Imam Nawawi dan Kamal bin Humam berkata : ‘Sesungguhnya hadits-hadits yang menunjukan keutamaan berbuka (bagi musafir), ditujukan bagi  musafir yang akan disapa dengan mudharat jika berpuasa. Bahkan sebagian hadits diungkapkan dengan bahasa yang verbal.
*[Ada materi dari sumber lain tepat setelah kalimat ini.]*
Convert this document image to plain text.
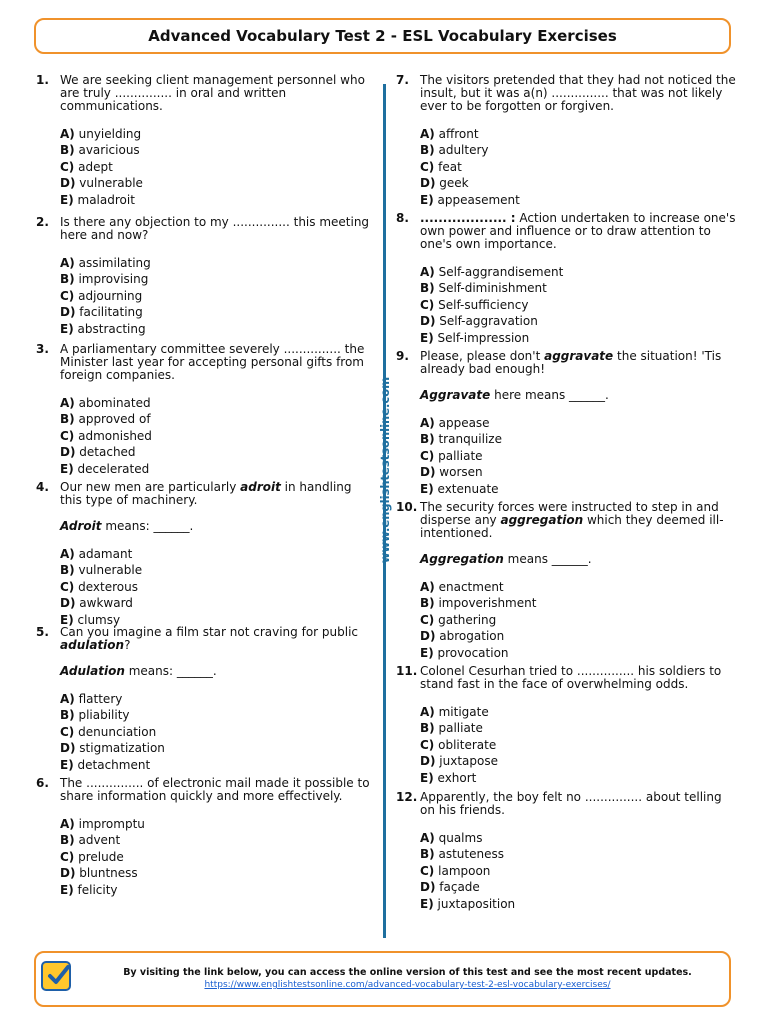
Advanced Vocabulary Test 2 - ESL Vocabulary Exercises
www.englishtestsonline.com
1. We are seeking client management personnel who are truly ............... in oral and written communications.

A) unyielding
B) avaricious
C) adept
D) vulnerable
E) maladroit
2. Is there any objection to my ............... this meeting here and now?

A) assimilating
B) improvising
C) adjourning
D) facilitating
E) abstracting
3. A parliamentary committee severely ............... the Minister last year for accepting personal gifts from foreign companies.

A) abominated
B) approved of
C) admonished
D) detached
E) decelerated
4. Our new men are particularly adroit in handling this type of machinery.

Adroit means: ______.

A) adamant
B) vulnerable
C) dexterous
D) awkward
E) clumsy
5. Can you imagine a film star not craving for public adulation?

Adulation means: ______.

A) flattery
B) pliability
C) denunciation
D) stigmatization
E) detachment
6. The ............... of electronic mail made it possible to share information quickly and more effectively.

A) impromptu
B) advent
C) prelude
D) bluntness
E) felicity
7. The visitors pretended that they had not noticed the insult, but it was a(n) ............... that was not likely ever to be forgotten or forgiven.

A) affront
B) adultery
C) feat
D) geek
E) appeasement
8. ................... : Action undertaken to increase one's own power and influence or to draw attention to one's own importance.

A) Self-aggrandisement
B) Self-diminishment
C) Self-sufficiency
D) Self-aggravation
E) Self-impression
9. Please, please don't aggravate the situation! 'Tis already bad enough!

Aggravate here means ______.

A) appease
B) tranquilize
C) palliate
D) worsen
E) extenuate
10. The security forces were instructed to step in and disperse any aggregation which they deemed ill-intentioned.

Aggregation means ______.

A) enactment
B) impoverishment
C) gathering
D) abrogation
E) provocation
11. Colonel Cesurhan tried to ............... his soldiers to stand fast in the face of overwhelming odds.

A) mitigate
B) palliate
C) obliterate
D) juxtapose
E) exhort
12. Apparently, the boy felt no ............... about telling on his friends.

A) qualms
B) astuteness
C) lampoon
D) façade
E) juxtaposition
By visiting the link below, you can access the online version of this test and see the most recent updates.
https://www.englishtestsonline.com/advanced-vocabulary-test-2-esl-vocabulary-exercises/
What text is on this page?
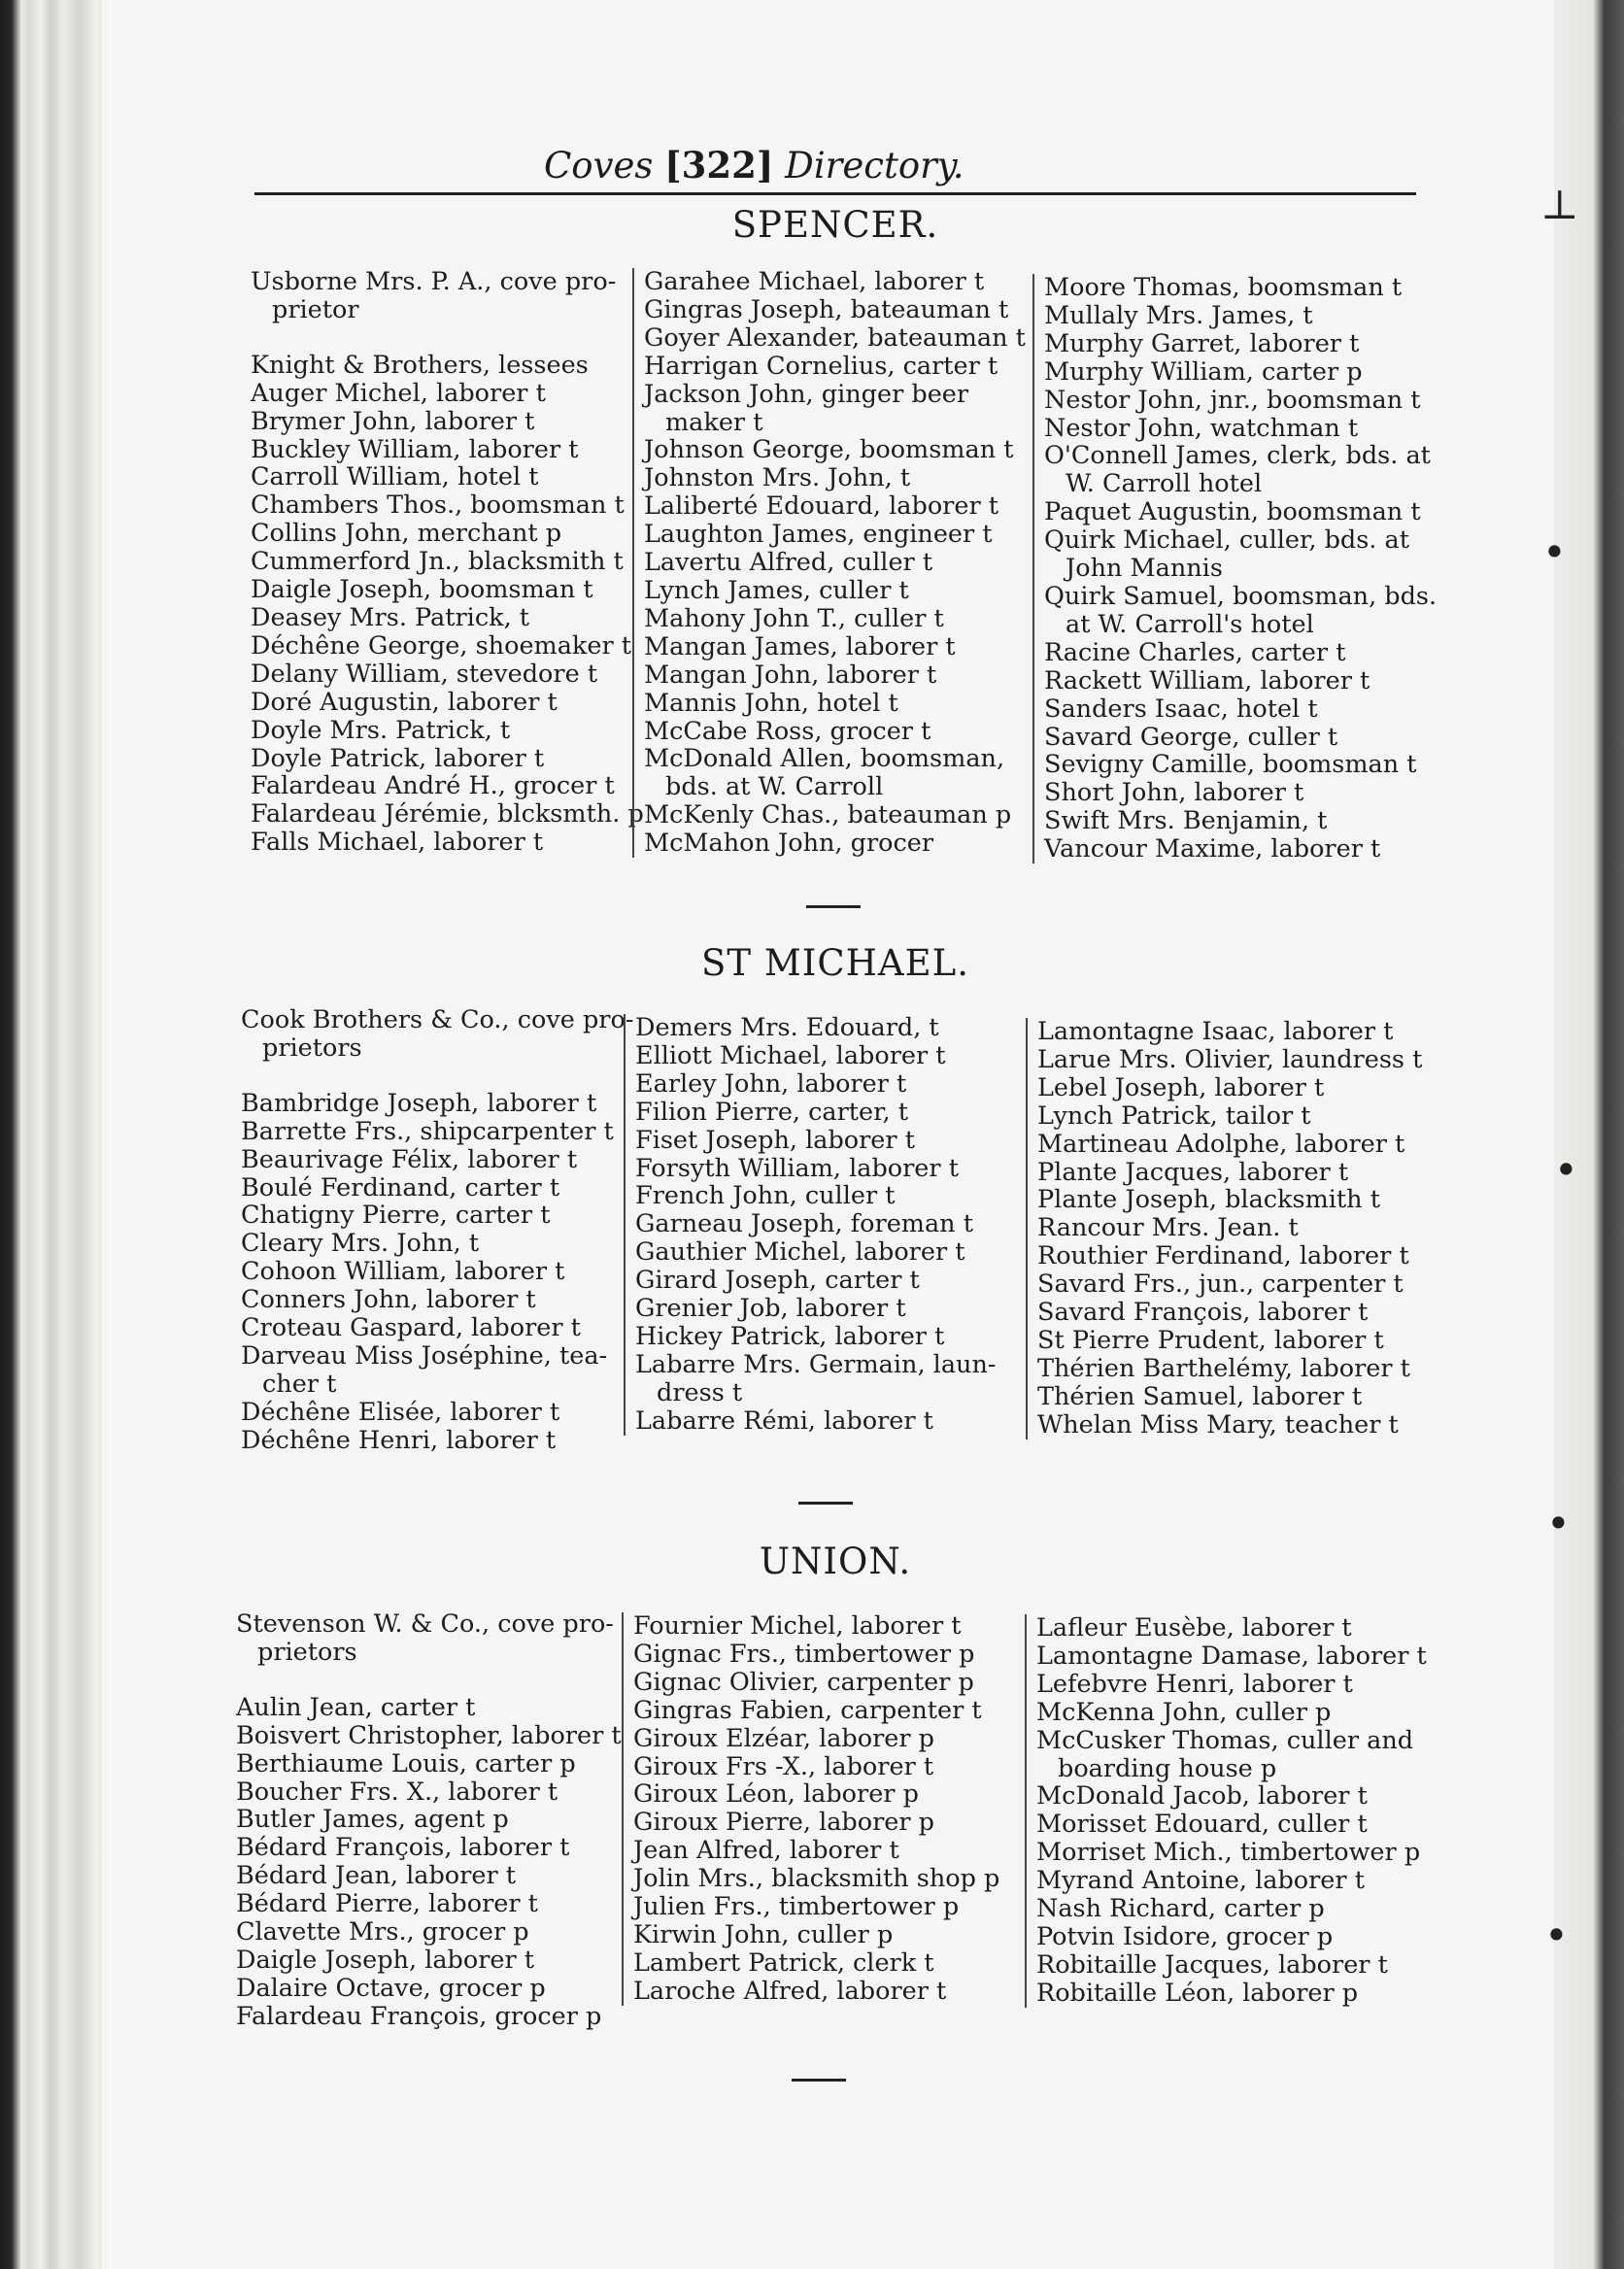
Coves [322] Directory.
SPENCER.
Usborne Mrs. P. A., cove pro-
prietor
Knight & Brothers, lessees
Auger Michel, laborer t
Brymer John, laborer t
Buckley William, laborer t
Carroll William, hotel t
Chambers Thos., boomsman t
Collins John, merchant p
Cummerford Jn., blacksmith t
Daigle Joseph, boomsman t
Deasey Mrs. Patrick, t
Déchêne George, shoemaker t
Delany William, stevedore t
Doré Augustin, laborer t
Doyle Mrs. Patrick, t
Doyle Patrick, laborer t
Falardeau André H., grocer t
Falardeau Jérémie, blcksmth. p
Falls Michael, laborer t
Garahee Michael, laborer t
Gingras Joseph, bateauman t
Goyer Alexander, bateauman t
Harrigan Cornelius, carter t
Jackson John, ginger beer
maker t
Johnson George, boomsman t
Johnston Mrs. John, t
Laliberté Edouard, laborer t
Laughton James, engineer t
Lavertu Alfred, culler t
Lynch James, culler t
Mahony John T., culler t
Mangan James, laborer t
Mangan John, laborer t
Mannis John, hotel t
McCabe Ross, grocer t
McDonald Allen, boomsman,
bds. at W. Carroll
McKenly Chas., bateauman p
McMahon John, grocer
Moore Thomas, boomsman t
Mullaly Mrs. James, t
Murphy Garret, laborer t
Murphy William, carter p
Nestor John, jnr., boomsman t
Nestor John, watchman t
O'Connell James, clerk, bds. at
W. Carroll hotel
Paquet Augustin, boomsman t
Quirk Michael, culler, bds. at
John Mannis
Quirk Samuel, boomsman, bds.
at W. Carroll's hotel
Racine Charles, carter t
Rackett William, laborer t
Sanders Isaac, hotel t
Savard George, culler t
Sevigny Camille, boomsman t
Short John, laborer t
Swift Mrs. Benjamin, t
Vancour Maxime, laborer t
ST MICHAEL.
Cook Brothers & Co., cove pro-
prietors
Bambridge Joseph, laborer t
Barrette Frs., shipcarpenter t
Beaurivage Félix, laborer t
Boulé Ferdinand, carter t
Chatigny Pierre, carter t
Cleary Mrs. John, t
Cohoon William, laborer t
Conners John, laborer t
Croteau Gaspard, laborer t
Darveau Miss Joséphine, tea-
cher t
Déchêne Elisée, laborer t
Déchêne Henri, laborer t
Demers Mrs. Edouard, t
Elliott Michael, laborer t
Earley John, laborer t
Filion Pierre, carter, t
Fiset Joseph, laborer t
Forsyth William, laborer t
French John, culler t
Garneau Joseph, foreman t
Gauthier Michel, laborer t
Girard Joseph, carter t
Grenier Job, laborer t
Hickey Patrick, laborer t
Labarre Mrs. Germain, laun-
dress t
Labarre Rémi, laborer t
Lamontagne Isaac, laborer t
Larue Mrs. Olivier, laundress t
Lebel Joseph, laborer t
Lynch Patrick, tailor t
Martineau Adolphe, laborer t
Plante Jacques, laborer t
Plante Joseph, blacksmith t
Rancour Mrs. Jean. t
Routhier Ferdinand, laborer t
Savard Frs., jun., carpenter t
Savard François, laborer t
St Pierre Prudent, laborer t
Thérien Barthelémy, laborer t
Thérien Samuel, laborer t
Whelan Miss Mary, teacher t
UNION.
Stevenson W. & Co., cove pro-
prietors
Aulin Jean, carter t
Boisvert Christopher, laborer t
Berthiaume Louis, carter p
Boucher Frs. X., laborer t
Butler James, agent p
Bédard François, laborer t
Bédard Jean, laborer t
Bédard Pierre, laborer t
Clavette Mrs., grocer p
Daigle Joseph, laborer t
Dalaire Octave, grocer p
Falardeau François, grocer p
Fournier Michel, laborer t
Gignac Frs., timbertower p
Gignac Olivier, carpenter p
Gingras Fabien, carpenter t
Giroux Elzéar, laborer p
Giroux Frs -X., laborer t
Giroux Léon, laborer p
Giroux Pierre, laborer p
Jean Alfred, laborer t
Jolin Mrs., blacksmith shop p
Julien Frs., timbertower p
Kirwin John, culler p
Lambert Patrick, clerk t
Laroche Alfred, laborer t
Lafleur Eusèbe, laborer t
Lamontagne Damase, laborer t
Lefebvre Henri, laborer t
McKenna John, culler p
McCusker Thomas, culler and
boarding house p
McDonald Jacob, laborer t
Morisset Edouard, culler t
Morriset Mich., timbertower p
Myrand Antoine, laborer t
Nash Richard, carter p
Potvin Isidore, grocer p
Robitaille Jacques, laborer t
Robitaille Léon, laborer p
⊥
•
•
•
•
Dan harus dimaknai dengan pemahaman ini.

Sedangkan orang yang keadaannya sama saja antara berbuka dan puasa, maka dalilnya adalah hadits Aisyah, bahwa Hamzah bin Amru Al Aslami pernah berkata kepada Nabi shallallahu alaihi wa sallam,

 أَنَّ حَمْزَةَ بْنَ عَمْرٍو الْأَسْلَمِيَّ رضي الله تعالى عنه قَالَ لِلنَّبِيِّ – صلى الله عليه وسلم – أَأَصُومُ فِي السَّفَرِ ؟ – وَكَانَ كَثِيرَ الصِّيَامِ – فَقَالَ : إنْ شِئْت فَصُمْ , وَإِنْ شِئْت فَأَفْطِرْ  متفق عليه . 

Apakah aku berpuasa dalam perjalanan?.” Dan ia dikenal sebagai orang yang banyak berpuasa. Maka beliau bersabda, “Jika engkau mau, berpuasalah. Dan jika engkau ingin, maka berbukalah.” Muttafaq alaih..

Refrensi: Al Mausu’ah Alfiqhiyah, 28/ 73

MANA YANG TERBAIK, BERBUKA ATAU BERPUASA?

Pertanyaan.
Mana yang lebih baik bagi seorang Muslim yang sedang melakukan perjalanan jauh, tetap berpuasa ataukah berbuka ? Terutama dalam perjalanan yang tidak berat, seperti perjalanan dengan menggunakan pesawat atau transportasi modern lainnya ?

Jawaban.
Yang terbaik bagi yang melakukan perjalanan jauh itu adalah berbuka, namun kalau ada yang (memilih) tetap berpuasa, maka itu tidak mengapa. Karena kedua-duanya ada riwayatnya dari Nabi Shallallahu ‘alaihi wa sallam , begitu juga para shahabat Radhiyallahu anhum. Namun jika cuacanya sangat panas dan beban perjalanan terasa semakin berat, maka (dalam kondisi ini) sangat dianjurkan berbuka dan makruh hukumnya (jika tetap) berpuasa. Karena Nabi Shallallahu ‘alaihi wa sallam ketika dalam sebuah perjalanan dalam cuaca yang sangat panas, beliau Shallallahu ‘alaihi wa sallam melihat ada seseorang yang dipayungi karena dia tetap berpuasa, Rasûlullâh Shallallahu ‘alaihi wa sallam bersabda :

Baca Juga  Istri Menyiapkan Makanan, Dapat Pahala Memberi Buka Puasa?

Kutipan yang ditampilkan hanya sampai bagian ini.